Notice that $\sum_{cyc}\frac{1}{a^2+bc}\overset{\text{T2'S}}{\ge}\frac{9}{\sum_{cyc}a^2+\sum_{cyc}ab}$ Thus we need $\frac{9}{\sum_{cyc}a^2+\sum_{cyc}ab}\ge\frac{3\sum_{cyc}ab}{2\sum_{cyc}a^2b^2}$ furthermore clearing the fractions yields $6\sum_{cyc}a^2b^2\ge\sum_{cyc}a^2\sum_{cyc}ab+\sum_{cyc}ab=\sum_{sym}a^3b+3abc\sum_{cyc}a+\sum_{cyc}a^2b^2$ Which simplifies to $5\sum_{cyc}a^2b^2\ge\sum_{sym}a^3b+3abc\sum_{cyc}a$ however notice that $(2,2,0)\succ(3,1,0)$ thus $2\sum_{cyc}a^2b^2\overset{\text{Muirhead}}{\ge}\sum_{sym}a^3b$ Therefore the inequality transforms into $3\sum_{cyc}a^2b^2\ge3abc\sum_{cyc}a\Longleftrightarrow\sum_{cyc}a^2b^2\ge abc\sum_{cyc}a=\sum_{cyc}a^2bc$ Now notice that $(2,2,0)\succ(2,1,1)$ therefore $\sum_{cyc}a^2b^2\overset{\text{Muirhead}}{\ge}\sum_{cyc}a^2bc$ so this finishes the left side of the inequality.

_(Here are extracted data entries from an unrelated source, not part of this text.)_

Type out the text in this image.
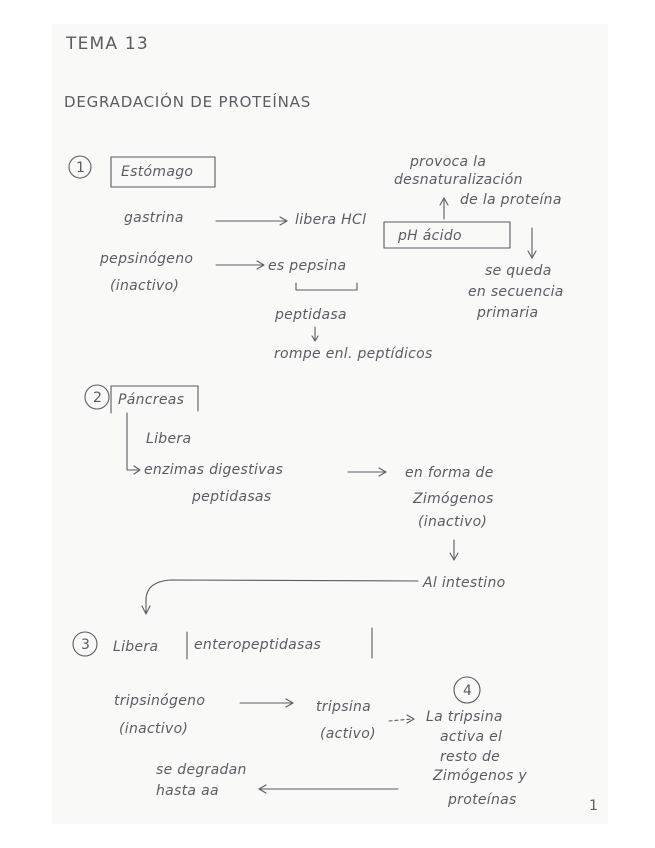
1
2
3
4
1
TEMA 13
DEGRADACIÓN DE PROTEÍNAS
Estómago
provoca la
desnaturalización
de la proteína
gastrina	libera HCl
pH ácido
pepsinógeno	es pepsina	se queda
(inactivo)	en secuencia
peptidasa	primaria
rompe enl. peptídicos
Páncreas
Libera
enzimas digestivas	en forma de
peptidasas	Zimógenos
(inactivo)
Al intestino
Libera	enteropeptidasas
tripsinógeno	tripsina
La tripsina
(inactivo)	(activo)	activa el
resto de
se degradan	Zimógenos y
hasta aa
proteínas
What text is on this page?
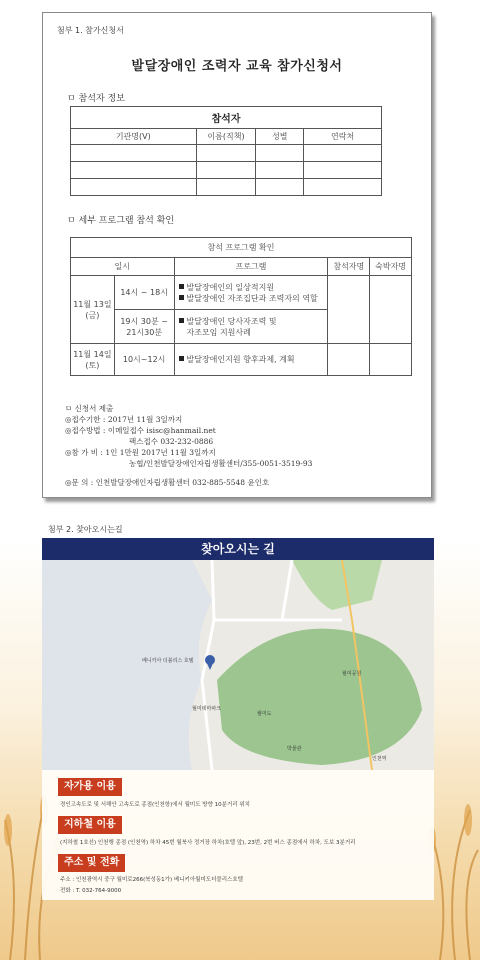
첨부 1. 참가신청서
발달장애인 조력자 교육 참가신청서
ㅁ 참석자 정보
참석자			
기관명(V)	이름(직책)	성별	연락처

ㅁ 세부 프로그램 참석 확인
참석 프로그램 확인				
일시		프로그램	참석자명	숙박자명
11월 13일 (금)	14시 ~ 18시	발달장애인의 일상적지원
발달장애인 자조집단과 조력자의 역할		

	19시 30분 ~ 21시30분	발달장애인 당사자조력 및
자조모임 지원사례		

11월 14일 (토)	10시~12시	발달장애인지원 향후과제, 계획		

ㅁ 신청서 제출
◎접수기한 : 2017년 11월 3일까지
◎접수방법 : 이메일접수 isisc@hanmail.net
팩스접수 032-232-0886
◎참 가 비 : 1인 1만원 2017년 11월 3일까지
농협/인천발달장애인자립생활센터/355-0051-3519-93
◎문 의 : 인천발달장애인자립생활센터 032-885-5548 윤인호
첨부 2. 찾아오시는길
찾아오시는 길
베니키아 더블리스 호텔
월미도
월미공원
월미테마파크
인천역
박물관
자가용 이용
경인고속도로 및 서해안 고속도로 종점(인천항)에서 월미도 방향 10분거리 위치
지하철 이용
(지하철 1호선) 인천행 종점 (인천역) 하차 45번 월북사 정거장 하차(호텔 앞), 23번, 2번 버스 종점에서 하차, 도보 3분거리
주소 및 전화
주소 : 인천광역시 중구 월미로266(북성동1가) 베니키아월미도더블리스호텔
전화 : T. 032-764-9000
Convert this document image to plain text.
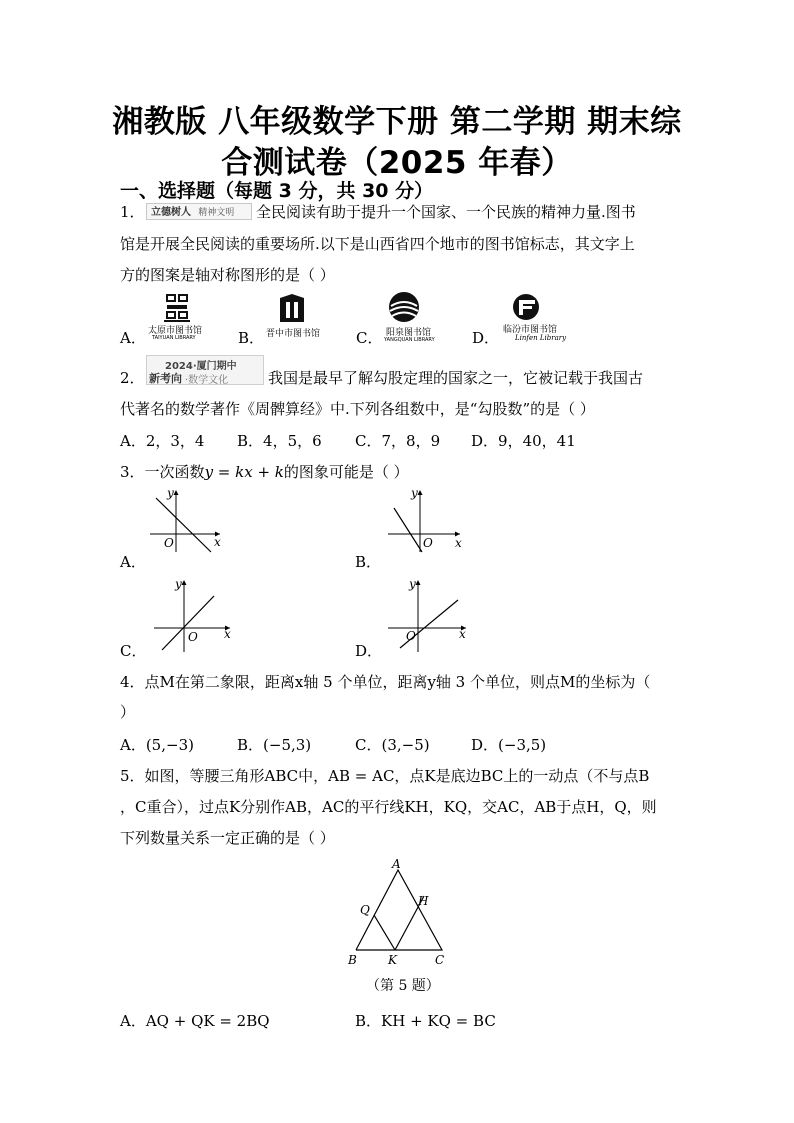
湘教版 八年级数学下册 第二学期 期末综
合测试卷（2025 年春）
一、选择题（每题 3 分，共 30 分）
1． 立德树人 精神文明	全民阅读有助于提升一个国家、一个民族的精神力量.图书
馆是开展全民阅读的重要场所.以下是山西省四个地市的图书馆标志，其文字上
方的图案是轴对称图形的是（ ）
A． 太原市图书馆
TAIYUAN LIBRARY	B． 晋中市图书馆 C． 阳泉图书馆
YANGQUAN LIBRARY D． 临汾市图书馆
Linfen Library
2．
2024·厦门期中
新考向 ·数学文化	我国是最早了解勾股定理的国家之一，它被记载于我国古
代著名的数学著作《周髀算经》中.下列各组数中，是“勾股数”的是（ ）
A．2，3，4 B．4，5，6 C．7，8，9 D．9，40，41
3．一次函数y = kx + k的图象可能是（ ）
A．
y
x
O
B．
y
x
O
C．
y
x
O
D．
y
x
O
4．点M在第二象限，距离x轴 5 个单位，距离y轴 3 个单位，则点M的坐标为（
）
A．(5,−3)	B．(−5,3)	C．(3,−5)	D．(−3,5)
5．如图，等腰三角形ABC中，AB = AC，点K是底边BC上的一动点（不与点B
，C重合），过点K分别作AB，AC的平行线KH，KQ，交AC，AB于点H，Q，则
下列数量关系一定正确的是（ ）
A
B	C
H
Q
K
（第 5 题）
A．AQ + QK = 2BQ	B．KH + KQ = BC
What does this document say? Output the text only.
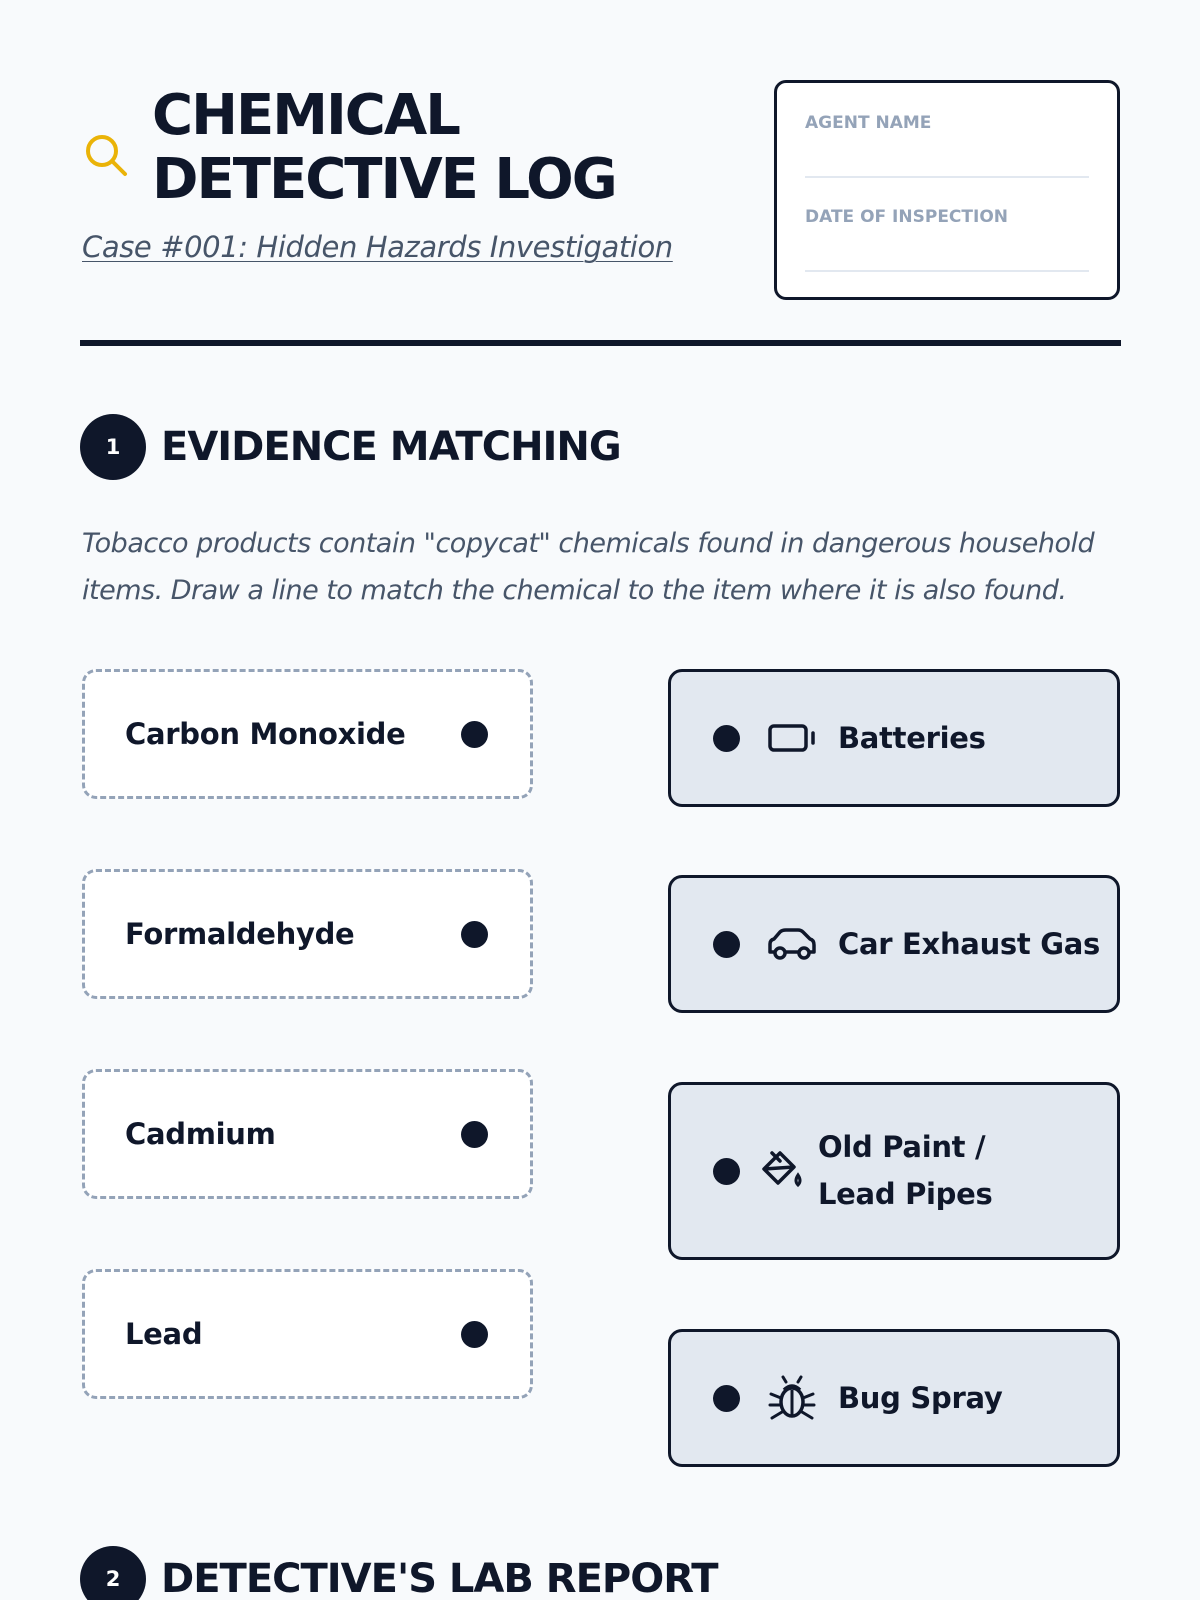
CHEMICAL
DETECTIVE LOG
Case #001: Hidden Hazards Investigation
AGENT NAME
DATE OF INSPECTION
1	EVIDENCE MATCHING
Tobacco products contain "copycat" chemicals found in dangerous household items. Draw a line to match the chemical to the item where it is also found.
Carbon Monoxide
Formaldehyde
Cadmium
Lead
Batteries
Car Exhaust Gas
Old Paint / Lead Pipes
Bug Spray
2	DETECTIVE'S LAB REPORT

Notice that $\frac{1}{a^2+bc}\overset{\text{AM-GM}}{\le}\frac{1}{2a\sqrt{bc}}=\frac{\sqrt{bc}}{2abc}\overset{\text{AM-GM}}{\le}\frac{b+c}{4abc}$ Therefore $\sum_{cyc}\frac{1}{a^2+bc}\le\sum_{cyc}\frac{b+c}{4abc}=\frac{1}{4}\cdot\frac{2\sum_{cyc}a}{abc}=\frac{\sum_{cyc}a}{2abc}$ so this finishes the right side of the inequaality. $$\blacksquare.$$